Facebook est «indisponible». Certains évoquent une «panne
technique». Puisqu’il paraît que la fameuse erreur 404 n’apparaît pas chez tous
les amateurs tunisiens du plus célèbre des réseaux sociaux. Facebook qui a donné
une image chic et branchée des Tunisiens. Facebook, qui a permis de rehausser
l’image étincelante et virtuelle de notre pays. Nos jeunes seraient si
dynamiques, si connectés, qu’ils envahissent la sphère virtuelle. Certains
évoquent des solutions, des ersatz, pour continuer à se brancher contre vents et
marées à ce portail si populaire. Et par-là même si décrié. Etonnamment,
l’adresse http://fr.www.facebook.com/ fonctionne encore. Tout comme
www.www.facebook.com, d’ailleurs. Gageons qu’il s’agit là d’une faille qui sera
corrigée dans les plus brefs délais.
Mais après tout, on pourrait pour une fois voir le bon côté des choses. Les
relations humaines, quand elles se «virtualisent» à ce point, elles perdent de
leur chaleur naturelle. Si les Tunisiens ne parlent plus à leurs voisins, s’ils
ne se lèvent plus pour les personnes âgées dans les bus bondés, c’est sûrement,
en partie, de la faute de Facebook. Il faudrait d’ailleurs peut-être envisager
sérieusement à nous ôter «Google» du paysage. C’est qu’après tout, le moteur de
recherche qui porte ce nom n’apporte pas que des bienfaits. Les nouvelles
générations s’en servent pour tricher.
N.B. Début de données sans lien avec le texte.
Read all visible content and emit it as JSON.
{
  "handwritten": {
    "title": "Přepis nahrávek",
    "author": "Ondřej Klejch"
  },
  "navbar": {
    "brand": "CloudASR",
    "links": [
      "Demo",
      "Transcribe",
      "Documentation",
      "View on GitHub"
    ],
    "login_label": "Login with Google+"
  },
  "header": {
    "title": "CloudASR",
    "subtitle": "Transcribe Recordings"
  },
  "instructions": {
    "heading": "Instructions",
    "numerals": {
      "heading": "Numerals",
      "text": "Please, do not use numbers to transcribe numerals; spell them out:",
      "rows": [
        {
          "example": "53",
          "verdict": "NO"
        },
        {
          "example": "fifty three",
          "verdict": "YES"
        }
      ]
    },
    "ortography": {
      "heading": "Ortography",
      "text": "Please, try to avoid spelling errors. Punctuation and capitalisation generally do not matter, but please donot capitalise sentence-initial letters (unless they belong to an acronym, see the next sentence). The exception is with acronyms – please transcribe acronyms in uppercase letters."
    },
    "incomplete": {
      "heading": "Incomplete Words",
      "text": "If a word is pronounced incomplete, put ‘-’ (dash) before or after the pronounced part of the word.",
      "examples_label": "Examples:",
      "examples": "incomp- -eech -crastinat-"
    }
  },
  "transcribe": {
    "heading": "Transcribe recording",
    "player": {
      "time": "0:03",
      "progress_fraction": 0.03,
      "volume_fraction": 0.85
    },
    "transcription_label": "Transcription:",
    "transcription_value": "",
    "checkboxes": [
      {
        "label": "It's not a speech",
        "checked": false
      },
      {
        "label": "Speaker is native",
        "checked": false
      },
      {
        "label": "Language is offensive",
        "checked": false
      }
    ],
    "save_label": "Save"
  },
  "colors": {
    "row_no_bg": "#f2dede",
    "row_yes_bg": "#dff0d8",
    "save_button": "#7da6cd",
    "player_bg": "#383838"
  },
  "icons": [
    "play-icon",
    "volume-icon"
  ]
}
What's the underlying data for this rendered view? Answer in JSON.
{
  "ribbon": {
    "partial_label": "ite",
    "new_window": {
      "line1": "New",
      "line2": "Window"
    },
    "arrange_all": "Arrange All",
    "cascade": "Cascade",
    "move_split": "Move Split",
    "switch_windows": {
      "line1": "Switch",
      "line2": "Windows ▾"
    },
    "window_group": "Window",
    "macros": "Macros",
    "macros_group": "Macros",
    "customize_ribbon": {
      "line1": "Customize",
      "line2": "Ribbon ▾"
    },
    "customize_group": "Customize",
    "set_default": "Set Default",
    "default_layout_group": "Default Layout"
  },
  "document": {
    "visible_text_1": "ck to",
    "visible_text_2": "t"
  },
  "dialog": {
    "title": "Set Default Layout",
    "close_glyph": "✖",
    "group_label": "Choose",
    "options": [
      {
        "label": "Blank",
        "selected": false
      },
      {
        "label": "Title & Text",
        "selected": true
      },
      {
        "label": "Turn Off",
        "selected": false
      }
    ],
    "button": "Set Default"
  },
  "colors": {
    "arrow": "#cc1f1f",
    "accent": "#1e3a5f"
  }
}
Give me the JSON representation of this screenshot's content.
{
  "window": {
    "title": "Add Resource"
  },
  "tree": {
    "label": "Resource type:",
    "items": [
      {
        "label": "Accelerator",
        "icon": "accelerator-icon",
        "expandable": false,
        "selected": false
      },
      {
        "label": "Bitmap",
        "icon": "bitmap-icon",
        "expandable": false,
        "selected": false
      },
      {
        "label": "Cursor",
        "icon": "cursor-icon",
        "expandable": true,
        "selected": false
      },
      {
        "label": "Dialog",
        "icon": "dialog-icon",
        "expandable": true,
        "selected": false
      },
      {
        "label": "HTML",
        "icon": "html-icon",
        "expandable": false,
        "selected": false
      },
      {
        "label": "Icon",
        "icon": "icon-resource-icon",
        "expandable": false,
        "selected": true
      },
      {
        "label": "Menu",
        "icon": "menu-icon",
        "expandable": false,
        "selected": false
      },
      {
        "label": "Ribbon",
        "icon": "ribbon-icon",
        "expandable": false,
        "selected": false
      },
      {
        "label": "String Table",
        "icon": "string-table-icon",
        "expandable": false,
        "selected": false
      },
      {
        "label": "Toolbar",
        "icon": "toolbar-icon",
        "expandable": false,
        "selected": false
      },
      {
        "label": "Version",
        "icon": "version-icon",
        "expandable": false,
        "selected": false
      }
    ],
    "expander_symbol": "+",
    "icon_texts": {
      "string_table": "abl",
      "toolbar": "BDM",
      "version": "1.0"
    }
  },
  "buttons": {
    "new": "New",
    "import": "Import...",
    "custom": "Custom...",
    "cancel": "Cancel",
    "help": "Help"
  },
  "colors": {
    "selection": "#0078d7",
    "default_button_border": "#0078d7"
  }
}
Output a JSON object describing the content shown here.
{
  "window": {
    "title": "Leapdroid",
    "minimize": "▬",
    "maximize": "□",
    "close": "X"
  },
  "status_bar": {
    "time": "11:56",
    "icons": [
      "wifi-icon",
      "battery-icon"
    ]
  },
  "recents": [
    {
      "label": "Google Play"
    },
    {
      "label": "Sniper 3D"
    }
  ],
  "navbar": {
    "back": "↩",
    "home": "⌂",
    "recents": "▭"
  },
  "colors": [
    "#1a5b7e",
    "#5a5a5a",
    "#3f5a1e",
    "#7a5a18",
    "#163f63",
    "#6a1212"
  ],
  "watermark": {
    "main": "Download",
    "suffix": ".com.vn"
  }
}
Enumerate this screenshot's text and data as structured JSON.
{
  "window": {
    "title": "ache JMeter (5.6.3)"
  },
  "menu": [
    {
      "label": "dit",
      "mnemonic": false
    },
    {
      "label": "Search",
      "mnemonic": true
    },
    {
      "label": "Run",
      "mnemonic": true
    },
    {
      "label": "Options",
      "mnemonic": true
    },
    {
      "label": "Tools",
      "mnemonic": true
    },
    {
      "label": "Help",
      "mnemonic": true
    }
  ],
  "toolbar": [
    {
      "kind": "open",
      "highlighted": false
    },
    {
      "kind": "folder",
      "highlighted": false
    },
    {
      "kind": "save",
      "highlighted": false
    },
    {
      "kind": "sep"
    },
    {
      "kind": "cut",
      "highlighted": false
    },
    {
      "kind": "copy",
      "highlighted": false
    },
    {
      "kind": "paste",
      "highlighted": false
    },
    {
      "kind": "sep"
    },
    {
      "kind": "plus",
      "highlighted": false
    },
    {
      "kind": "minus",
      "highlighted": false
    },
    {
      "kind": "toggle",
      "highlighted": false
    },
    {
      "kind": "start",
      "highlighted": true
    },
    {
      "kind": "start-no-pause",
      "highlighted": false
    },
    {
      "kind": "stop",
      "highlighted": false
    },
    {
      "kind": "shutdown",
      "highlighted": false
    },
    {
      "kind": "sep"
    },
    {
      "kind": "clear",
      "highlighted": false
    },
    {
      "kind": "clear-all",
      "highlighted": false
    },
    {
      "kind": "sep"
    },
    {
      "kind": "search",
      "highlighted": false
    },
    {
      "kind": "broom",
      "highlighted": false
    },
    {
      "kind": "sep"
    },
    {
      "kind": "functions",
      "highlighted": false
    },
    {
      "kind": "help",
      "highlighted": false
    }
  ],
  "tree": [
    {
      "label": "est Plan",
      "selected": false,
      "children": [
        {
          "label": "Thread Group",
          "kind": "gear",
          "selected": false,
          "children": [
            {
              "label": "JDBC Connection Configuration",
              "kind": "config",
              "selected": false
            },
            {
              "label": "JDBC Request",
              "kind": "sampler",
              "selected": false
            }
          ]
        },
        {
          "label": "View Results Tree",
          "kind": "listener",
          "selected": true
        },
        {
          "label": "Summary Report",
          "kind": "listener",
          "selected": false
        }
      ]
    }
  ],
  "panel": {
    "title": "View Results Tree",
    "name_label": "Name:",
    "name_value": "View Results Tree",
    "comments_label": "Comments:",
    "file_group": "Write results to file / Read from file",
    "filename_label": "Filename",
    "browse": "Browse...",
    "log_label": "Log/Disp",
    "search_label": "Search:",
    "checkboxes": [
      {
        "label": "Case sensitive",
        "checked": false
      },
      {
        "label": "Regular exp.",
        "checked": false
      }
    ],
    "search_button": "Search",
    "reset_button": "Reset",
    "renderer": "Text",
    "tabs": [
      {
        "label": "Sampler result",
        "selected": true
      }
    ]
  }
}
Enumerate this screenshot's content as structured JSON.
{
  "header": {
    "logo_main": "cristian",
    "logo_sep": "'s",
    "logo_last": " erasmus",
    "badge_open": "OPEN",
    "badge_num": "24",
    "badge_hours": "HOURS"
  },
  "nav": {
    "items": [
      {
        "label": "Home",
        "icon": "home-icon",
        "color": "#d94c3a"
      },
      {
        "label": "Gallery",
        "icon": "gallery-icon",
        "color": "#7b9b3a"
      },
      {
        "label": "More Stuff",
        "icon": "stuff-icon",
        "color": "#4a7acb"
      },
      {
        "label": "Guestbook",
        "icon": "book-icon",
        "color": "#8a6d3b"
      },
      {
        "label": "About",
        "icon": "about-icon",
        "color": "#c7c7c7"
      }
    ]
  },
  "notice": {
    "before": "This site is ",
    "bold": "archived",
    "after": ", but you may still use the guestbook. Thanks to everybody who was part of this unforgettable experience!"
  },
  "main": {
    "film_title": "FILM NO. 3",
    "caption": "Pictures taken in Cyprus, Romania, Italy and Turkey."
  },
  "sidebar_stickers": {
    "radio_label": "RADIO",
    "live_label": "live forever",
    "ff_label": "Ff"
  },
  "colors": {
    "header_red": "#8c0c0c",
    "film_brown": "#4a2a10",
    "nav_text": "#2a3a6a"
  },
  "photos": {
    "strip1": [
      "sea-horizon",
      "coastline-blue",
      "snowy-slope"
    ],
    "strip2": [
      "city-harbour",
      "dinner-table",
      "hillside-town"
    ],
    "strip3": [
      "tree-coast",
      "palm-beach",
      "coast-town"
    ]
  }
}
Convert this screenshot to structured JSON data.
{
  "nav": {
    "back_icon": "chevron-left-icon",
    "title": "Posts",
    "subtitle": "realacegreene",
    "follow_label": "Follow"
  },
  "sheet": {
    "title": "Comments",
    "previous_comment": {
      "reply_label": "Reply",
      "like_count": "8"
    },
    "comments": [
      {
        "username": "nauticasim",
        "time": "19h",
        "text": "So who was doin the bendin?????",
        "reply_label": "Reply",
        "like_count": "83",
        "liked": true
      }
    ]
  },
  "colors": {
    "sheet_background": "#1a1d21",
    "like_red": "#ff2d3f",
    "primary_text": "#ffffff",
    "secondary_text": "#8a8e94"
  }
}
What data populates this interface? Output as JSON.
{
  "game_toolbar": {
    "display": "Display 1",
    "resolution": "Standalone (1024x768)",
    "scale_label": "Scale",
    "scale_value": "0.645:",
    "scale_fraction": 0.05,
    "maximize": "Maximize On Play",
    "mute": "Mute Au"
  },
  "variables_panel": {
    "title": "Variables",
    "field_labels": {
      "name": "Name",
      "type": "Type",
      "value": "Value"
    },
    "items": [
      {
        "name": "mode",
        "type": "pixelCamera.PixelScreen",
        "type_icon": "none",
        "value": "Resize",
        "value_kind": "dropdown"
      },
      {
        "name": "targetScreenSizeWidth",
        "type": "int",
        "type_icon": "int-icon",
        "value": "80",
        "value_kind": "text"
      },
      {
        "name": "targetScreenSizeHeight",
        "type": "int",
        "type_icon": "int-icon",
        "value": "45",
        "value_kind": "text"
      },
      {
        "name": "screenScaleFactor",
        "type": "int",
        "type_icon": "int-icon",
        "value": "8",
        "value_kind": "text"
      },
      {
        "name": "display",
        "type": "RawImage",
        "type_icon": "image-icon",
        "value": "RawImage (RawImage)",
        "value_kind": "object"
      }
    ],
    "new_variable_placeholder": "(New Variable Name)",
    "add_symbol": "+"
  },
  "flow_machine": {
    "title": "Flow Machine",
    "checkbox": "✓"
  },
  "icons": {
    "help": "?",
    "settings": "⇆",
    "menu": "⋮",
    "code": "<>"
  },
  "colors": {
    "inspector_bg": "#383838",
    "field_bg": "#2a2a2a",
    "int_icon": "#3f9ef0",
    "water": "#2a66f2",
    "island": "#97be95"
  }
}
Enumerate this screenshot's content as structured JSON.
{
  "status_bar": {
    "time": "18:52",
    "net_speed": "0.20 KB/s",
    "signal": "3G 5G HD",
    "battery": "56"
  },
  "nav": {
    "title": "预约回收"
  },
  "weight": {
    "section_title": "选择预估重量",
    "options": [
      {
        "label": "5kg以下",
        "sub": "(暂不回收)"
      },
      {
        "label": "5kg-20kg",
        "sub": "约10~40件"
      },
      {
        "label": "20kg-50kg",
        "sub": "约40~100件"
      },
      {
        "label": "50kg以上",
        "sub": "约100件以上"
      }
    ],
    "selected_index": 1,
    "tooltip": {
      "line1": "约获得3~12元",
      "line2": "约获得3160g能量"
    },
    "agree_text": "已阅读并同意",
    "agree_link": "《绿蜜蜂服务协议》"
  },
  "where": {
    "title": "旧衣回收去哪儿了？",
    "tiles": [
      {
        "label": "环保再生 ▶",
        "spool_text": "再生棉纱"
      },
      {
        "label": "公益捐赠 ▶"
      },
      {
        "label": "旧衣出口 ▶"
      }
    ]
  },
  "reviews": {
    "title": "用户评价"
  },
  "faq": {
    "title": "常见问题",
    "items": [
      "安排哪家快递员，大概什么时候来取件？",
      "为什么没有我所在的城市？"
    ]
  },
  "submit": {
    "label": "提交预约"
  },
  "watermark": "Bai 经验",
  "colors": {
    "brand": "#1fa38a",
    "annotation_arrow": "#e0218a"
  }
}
Il suffit de taper n’importe quel mot
dans la barre de recherche pour trouver une foule d’informations. Et ces petits
malicieux peuvent ainsi à bon compte «copier-coller» sans vergogne le contenu de
leurs exposés à l’école. Mauvais, donc, pour l’enseignement et l’éducation
nationale. Google permet d’ailleurs aussi aux journalistes de bâcler leur
travail, en allant tout droit aux sources d’informations. Or ces informations en
question, délivrées par des sources étrangères parfois douteuses et
malintentionnées, peuvent desservir la cause de notre économie nationale. Les
responsables chargés de veiller sur notre bien-être virtuel devraient donc
sérieusement envisager à nous débarrasser de la grotesque calamité «Googlesque».
Et honnêtement, depuis qu’il y a des mails, les relations épistolaires ne
sont plus ce qu’elles étaient. Mais peut-on encore imaginer les lettres
amoureusement cachetées de Madame de Sévigné à l’ère des e-mails ? Le style,
l’élégance de la calligraphie, les pleins et les déliés… Que de beauté
abandonnée. Les jeunes d’aujourd’hui ne s’expriment plus que par des
onomatopées, des abréviations barbares, mélangeant allégrement chiffres et
lettres pour de lamentables messages au contenu décevant.
Il faudrait donc, peut-être, penser à limiter drastiquement l’usage des
e-mails aux seuls professionnels. Mieux : on pourrait ouvrir des bureaux
spécialisés où des écrivains assermentés enverront à notre place les missives
les plus urgentes. De quoi créer des emplois et résorber le chômage des diplômés
d’arabe et de français. Aucune mesure ne doit être épargnée pour rallumer la
flamme de l’amour des Belles Lettres. Que l’on sacrifie toute la Toile du net
mondial, s’il le faut, si notre sérénité est à ce prix.